After a ‘rallying number’ of cases, in L F Boshoff Investments (Pty) Ltd v Cape Town Municipality; Cape Town Municipality v L F Boshoff Investments (Pty) Ltd 1969 (2) SA 256 (C) at 267B-D, Corbett J stated as follows:
‘(a) that the right which is the subject matter of the main action and which he seeks to protect by means of interim relief is clear or, if not clear, is prima facie established, though open to some doubt;
(b) that, if the right is only prima facie established, there is a well-grounded apprehension of irreparable harm to the applicant if the interim relief is not granted and he ultimately succeeds in establishing his rights;
(c) that the balance of convenience favours the granting of interim relief; and
(d) that the applicant has no other
satisfactory relief.’
There is little doubt that the Setogelo and Maweni cases, inter alia, have received the stamp of approval in our courts and continue to play an integral role in interdicts.
A Mareva injunction is simply a species of an interdict and does not prevent a respondent from dealing with his assets freely, particularly when the applicant cannot lay any claim.
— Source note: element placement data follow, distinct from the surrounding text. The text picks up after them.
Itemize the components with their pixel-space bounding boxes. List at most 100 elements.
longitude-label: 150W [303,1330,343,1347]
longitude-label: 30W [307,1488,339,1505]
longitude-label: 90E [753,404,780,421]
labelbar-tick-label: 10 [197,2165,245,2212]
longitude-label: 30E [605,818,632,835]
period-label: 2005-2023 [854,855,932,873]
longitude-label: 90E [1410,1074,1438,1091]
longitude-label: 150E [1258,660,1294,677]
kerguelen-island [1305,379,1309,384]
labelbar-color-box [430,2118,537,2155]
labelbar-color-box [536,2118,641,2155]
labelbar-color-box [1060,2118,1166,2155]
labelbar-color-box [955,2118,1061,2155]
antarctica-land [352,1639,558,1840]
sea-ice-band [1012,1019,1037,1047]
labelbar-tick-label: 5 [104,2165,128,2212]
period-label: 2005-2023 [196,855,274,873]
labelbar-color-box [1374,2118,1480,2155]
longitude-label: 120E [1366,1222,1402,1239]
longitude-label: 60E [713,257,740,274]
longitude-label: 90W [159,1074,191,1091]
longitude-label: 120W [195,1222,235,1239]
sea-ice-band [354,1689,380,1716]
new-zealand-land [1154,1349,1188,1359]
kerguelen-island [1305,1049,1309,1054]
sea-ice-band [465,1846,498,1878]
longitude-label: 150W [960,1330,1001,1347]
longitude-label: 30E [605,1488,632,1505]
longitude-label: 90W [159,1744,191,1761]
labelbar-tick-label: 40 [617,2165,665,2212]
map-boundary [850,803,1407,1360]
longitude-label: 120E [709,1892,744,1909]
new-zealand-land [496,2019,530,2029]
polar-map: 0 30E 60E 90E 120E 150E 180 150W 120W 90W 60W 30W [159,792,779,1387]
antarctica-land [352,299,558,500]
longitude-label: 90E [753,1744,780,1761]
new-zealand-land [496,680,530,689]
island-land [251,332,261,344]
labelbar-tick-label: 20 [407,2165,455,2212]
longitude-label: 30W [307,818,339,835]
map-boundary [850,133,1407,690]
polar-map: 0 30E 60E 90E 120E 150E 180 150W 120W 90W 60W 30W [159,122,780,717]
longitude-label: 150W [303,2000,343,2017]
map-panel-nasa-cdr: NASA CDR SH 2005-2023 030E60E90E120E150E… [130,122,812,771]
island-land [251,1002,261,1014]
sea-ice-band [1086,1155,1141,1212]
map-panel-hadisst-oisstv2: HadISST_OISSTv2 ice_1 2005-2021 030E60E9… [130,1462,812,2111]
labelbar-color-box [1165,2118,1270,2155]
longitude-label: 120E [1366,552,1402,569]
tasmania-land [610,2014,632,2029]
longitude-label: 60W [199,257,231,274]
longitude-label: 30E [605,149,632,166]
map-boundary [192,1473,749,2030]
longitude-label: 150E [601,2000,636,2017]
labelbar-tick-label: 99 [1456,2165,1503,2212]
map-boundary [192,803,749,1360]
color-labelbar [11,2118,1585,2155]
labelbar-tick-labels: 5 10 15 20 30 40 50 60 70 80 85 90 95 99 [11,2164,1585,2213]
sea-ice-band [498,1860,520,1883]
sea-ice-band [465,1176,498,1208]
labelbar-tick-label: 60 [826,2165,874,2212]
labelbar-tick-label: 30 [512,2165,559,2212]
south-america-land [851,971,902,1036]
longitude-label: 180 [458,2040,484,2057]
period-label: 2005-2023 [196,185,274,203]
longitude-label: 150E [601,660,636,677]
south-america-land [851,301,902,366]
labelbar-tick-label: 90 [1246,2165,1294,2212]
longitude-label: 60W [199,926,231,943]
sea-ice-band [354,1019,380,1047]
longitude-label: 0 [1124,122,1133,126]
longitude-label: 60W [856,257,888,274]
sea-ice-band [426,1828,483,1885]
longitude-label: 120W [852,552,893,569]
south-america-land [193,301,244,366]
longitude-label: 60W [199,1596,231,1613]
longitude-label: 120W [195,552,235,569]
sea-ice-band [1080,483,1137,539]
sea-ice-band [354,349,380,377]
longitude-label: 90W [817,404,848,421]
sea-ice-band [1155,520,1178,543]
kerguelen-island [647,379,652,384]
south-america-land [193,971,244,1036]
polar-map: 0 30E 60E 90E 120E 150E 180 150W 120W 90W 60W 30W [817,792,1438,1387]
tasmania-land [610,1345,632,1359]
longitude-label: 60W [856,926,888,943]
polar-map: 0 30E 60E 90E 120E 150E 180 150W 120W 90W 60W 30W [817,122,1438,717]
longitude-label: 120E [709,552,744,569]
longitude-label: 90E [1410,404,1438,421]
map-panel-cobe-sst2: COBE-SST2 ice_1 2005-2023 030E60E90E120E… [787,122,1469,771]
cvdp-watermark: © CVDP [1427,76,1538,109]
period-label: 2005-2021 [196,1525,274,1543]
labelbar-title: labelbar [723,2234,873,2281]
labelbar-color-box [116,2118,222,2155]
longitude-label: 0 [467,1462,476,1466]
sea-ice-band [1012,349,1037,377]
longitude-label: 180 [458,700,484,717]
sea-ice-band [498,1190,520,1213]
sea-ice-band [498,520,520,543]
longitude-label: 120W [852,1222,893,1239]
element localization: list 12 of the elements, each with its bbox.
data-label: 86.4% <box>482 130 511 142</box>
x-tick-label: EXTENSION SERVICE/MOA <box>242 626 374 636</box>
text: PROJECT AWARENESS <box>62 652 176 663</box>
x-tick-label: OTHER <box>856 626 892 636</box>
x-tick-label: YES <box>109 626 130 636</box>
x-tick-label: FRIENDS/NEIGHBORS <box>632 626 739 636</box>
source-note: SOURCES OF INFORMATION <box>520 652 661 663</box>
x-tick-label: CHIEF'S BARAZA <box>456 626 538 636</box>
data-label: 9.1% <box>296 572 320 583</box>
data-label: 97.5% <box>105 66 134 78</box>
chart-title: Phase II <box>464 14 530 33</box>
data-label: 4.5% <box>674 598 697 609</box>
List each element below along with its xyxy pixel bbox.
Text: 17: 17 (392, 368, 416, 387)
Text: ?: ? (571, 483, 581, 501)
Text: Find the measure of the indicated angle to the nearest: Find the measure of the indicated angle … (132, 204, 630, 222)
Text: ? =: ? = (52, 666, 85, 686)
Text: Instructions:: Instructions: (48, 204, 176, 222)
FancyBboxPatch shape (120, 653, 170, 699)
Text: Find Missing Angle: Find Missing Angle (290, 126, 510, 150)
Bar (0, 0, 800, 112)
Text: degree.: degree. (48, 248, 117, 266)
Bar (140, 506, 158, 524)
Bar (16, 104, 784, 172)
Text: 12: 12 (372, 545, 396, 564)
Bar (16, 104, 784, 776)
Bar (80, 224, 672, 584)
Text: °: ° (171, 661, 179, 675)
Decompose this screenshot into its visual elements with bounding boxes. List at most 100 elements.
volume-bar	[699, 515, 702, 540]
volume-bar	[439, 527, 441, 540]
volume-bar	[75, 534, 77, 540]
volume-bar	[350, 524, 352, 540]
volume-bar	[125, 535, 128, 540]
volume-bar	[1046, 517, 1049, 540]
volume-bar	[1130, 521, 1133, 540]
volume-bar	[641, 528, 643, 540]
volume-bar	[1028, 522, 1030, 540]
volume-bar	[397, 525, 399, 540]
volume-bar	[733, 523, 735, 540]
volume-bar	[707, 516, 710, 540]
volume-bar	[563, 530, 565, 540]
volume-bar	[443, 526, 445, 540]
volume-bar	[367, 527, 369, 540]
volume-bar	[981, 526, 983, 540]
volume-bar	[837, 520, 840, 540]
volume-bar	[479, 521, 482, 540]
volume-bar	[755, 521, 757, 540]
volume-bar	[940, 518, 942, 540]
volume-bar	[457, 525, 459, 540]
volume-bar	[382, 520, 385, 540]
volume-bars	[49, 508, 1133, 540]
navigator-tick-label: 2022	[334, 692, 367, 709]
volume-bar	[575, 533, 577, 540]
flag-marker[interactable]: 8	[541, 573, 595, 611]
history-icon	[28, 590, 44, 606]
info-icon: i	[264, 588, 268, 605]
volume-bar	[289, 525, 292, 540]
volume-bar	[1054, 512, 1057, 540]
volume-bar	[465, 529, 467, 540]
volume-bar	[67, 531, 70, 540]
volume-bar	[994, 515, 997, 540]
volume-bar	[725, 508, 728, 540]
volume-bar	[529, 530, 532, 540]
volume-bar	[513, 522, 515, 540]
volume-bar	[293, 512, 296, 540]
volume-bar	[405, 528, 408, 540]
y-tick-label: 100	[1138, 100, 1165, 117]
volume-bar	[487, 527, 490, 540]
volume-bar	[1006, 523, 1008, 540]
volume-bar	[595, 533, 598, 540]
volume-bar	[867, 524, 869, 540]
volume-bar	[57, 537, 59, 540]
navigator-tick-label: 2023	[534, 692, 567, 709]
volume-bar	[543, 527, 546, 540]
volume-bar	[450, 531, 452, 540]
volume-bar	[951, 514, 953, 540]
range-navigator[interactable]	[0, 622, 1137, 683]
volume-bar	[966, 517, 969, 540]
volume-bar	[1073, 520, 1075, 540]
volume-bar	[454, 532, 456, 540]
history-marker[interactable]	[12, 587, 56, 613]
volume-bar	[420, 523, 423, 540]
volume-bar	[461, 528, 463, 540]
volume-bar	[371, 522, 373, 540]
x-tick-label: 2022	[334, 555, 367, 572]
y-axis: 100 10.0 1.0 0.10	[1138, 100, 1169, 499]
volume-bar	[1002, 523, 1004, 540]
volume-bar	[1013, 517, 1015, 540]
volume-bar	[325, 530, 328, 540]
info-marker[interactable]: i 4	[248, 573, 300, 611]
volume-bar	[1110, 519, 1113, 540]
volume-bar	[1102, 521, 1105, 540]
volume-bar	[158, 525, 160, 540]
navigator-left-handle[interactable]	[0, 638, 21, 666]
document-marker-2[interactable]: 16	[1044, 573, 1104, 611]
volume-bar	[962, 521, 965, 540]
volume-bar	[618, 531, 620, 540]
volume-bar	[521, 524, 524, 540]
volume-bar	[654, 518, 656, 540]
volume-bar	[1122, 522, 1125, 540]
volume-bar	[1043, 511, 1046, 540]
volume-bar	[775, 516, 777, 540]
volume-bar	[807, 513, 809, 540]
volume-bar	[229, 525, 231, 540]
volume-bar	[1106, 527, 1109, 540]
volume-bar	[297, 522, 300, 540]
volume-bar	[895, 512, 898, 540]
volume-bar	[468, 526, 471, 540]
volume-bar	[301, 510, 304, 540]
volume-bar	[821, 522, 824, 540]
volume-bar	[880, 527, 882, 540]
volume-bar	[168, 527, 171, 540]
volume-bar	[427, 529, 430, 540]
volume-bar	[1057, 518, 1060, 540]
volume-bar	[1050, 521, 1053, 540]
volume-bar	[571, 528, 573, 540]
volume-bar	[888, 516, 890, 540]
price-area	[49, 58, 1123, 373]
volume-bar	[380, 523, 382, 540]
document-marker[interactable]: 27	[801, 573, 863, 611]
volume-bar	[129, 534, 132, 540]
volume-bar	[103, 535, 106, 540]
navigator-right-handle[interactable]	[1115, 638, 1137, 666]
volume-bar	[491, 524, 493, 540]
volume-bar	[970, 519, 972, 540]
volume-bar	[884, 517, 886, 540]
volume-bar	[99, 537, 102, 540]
It is certainly not the purpose of the injunction to prevent a defendant from acting in the manner in which he would have acted in the absence of such a claim against him.
In Evoke Realty (Pty) Ltd v Augustine and Others (GJ) (unreported case no 2023-81925, 4-9-2023) (Moorcroft AJ), the first respondent was relocating to New Zealand and he was selling his house. He was not secreting assets to pay his debts and there was no intention of defeating the claims of creditors. Accordingly, the application for an anti-dissipation order was dismissed with costs.
Our courts have created a clear pathway for applications of interim interdicts. It is for the applicants to provide a clear case, which is good in law and of course, meeting certain requirements, entitling him to the relief sought.
The applicant, though, must not rest on his laurels but act speedily. In other words, to borrow from the United States Judge Levi Hubbell, the applicant must ‘fish or cut bait’ with the latter, being the delay, making him a casualty of his own recklessness, leaving him ‘fishing behind the net’.
Ganasen Narayansamy JP.ED (Springfield College of Education) SP.ED (UKZN) BCom BProc LLB Conveyancing and Notarial Practice (NDP) LLM (Unisa) is an additional magistrate in Queenstown.